021-67658806

技术专题

MCP:利用贝叶斯模型分析“鸟枪法”鉴定蛋白质组数据

北京蛋白质组研究中心/蛋白质组学国家重点实验室朱云平研究员课题组张纪阳博士等通过建立贝叶斯模型分析“鸟枪法”鉴定蛋白质组数据,大幅提升蛋白质组质谱数据的利用率。相关论文发表在最新一期国际蛋白质组学权威杂志:《分子与细胞蛋白质组学》(Molecular & Cellular ProteomicsMCP)上面,同期杂志还发表了该所姜颖副研究员课题组、钱小红研究员课题组的两篇研究论文,创该刊单期同一单位发文数之最。

大规模、高通量的蛋白质组研究产生了海量的数据,其中包含了大量的噪声,而高可靠的数据是进一步生物学分析的基础,故目前的分析方法均采用了过严的标准,但在降低假阳性的同时也人为地造成了数据较高的假阴性及较低的利用率。因此,"在保证高可信度的前提下,最大限度地利用实验数据"一直是蛋白质组学界的追求。"鸟枪法"是目前蛋白质组鉴定中地位最重要、应用最广泛的技术策略。他们基于随机数据库策略、非参概率密度模型和贝叶斯公式,建立了串联质谱数据过滤的多元贝叶斯非参模型。通过标准蛋白和复杂样品的严格考核,表明该模型具有良好的灵敏性和普适性,可将质谱数据的利用率提高10~40%,创本领域最好水平。

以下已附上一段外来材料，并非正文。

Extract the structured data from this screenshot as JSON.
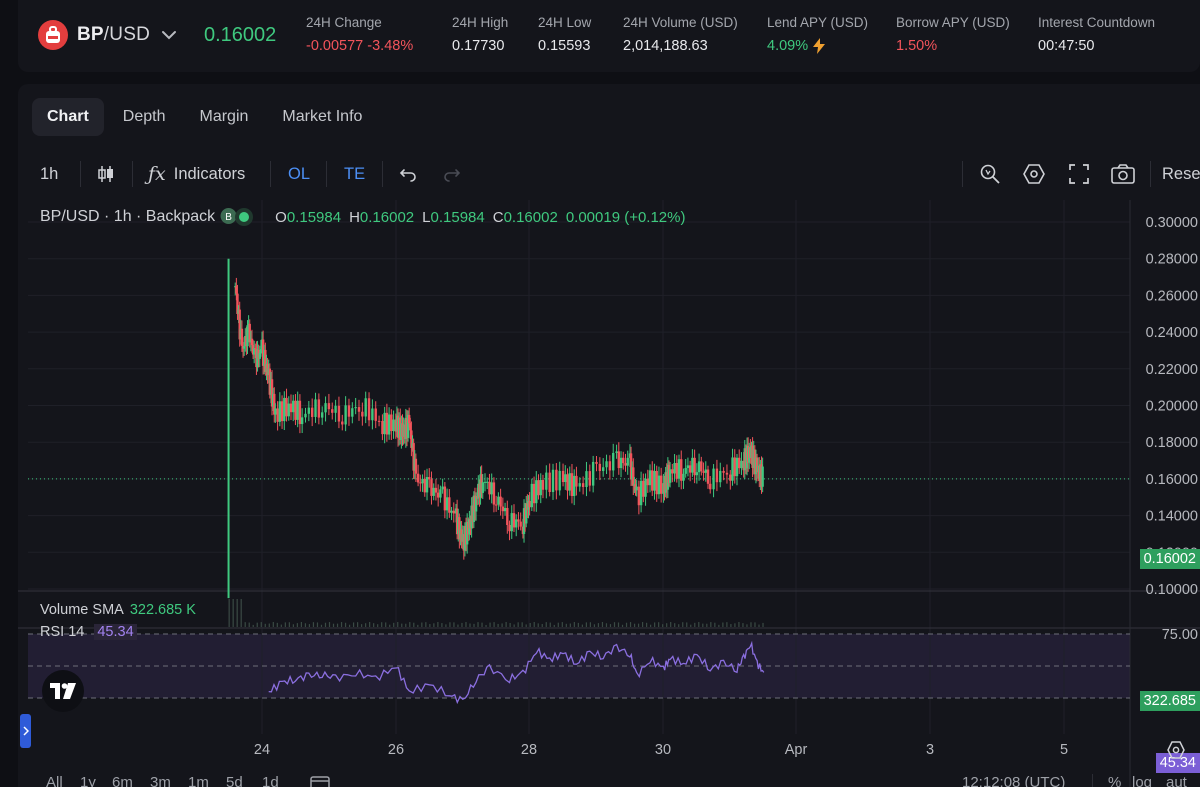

Molecular & Cellular Proteomics 8:547-557, 2009.doi:10.1074/mcp.M700558-MCP200

Bayesian Nonparametric Model for the Validation of Peptide Identification in Shotgun Proteomics

Jiyang Zhang,,?, Jie Ma,?, Lei Dou, Songfeng Wu, Xiaohong Qian, Hongwei Xie, Yunping Zhu,|| and Fuchu He,**,

From the  State Key Laboratory of Proteomics, Beijing Proteome Research Center, Beijing Institute of Radiation Medicine, Beijing 102206, China,  School of Mechanical Engineering and Automatization, National University of Defense Technology, Changsha 410073, China, and ** Institutes of Biomedical Sciences, Fudan University, Shanghai 200032, China

Tandem mass spectrometry combined with database searching allows high throughput identification of peptides in shotgun proteomics. However, validating database search results, a problem with a lot of solutions proposed, is still advancing in some aspects, such as the sensitivity, specificity, and generalizability of the validation algorithms. Here a Bayesian nonparametric (BNP) model for the validation of database search results was developed that incorporates several popular techniques in statistical learning, including the compression of feature space with a linear discriminant function, the flexible nonparametric probability density function estimation for the variable probability structure in complex problem, and the Bayesian method to calculate the posterior probability. Importantly the BNP model is compatible with the popular target-decoy database search strategy naturally. We tested the BNP model on standard proteins and real, complex sample data sets from multiple MS platforms and compared it with PeptideProphet, the cutoff-based method, and a simple nonparametric method (proposed by us previously). The performance of the BNP model was shown to be superior for all data sets searched on sensitivity and generalizability. Some high quality matches that had been filtered out by other methods were detected and assigned with high probability by the BNP model. Thus, the BNP model could be able to validate the database search results effectively and extract more information from MS/MS data.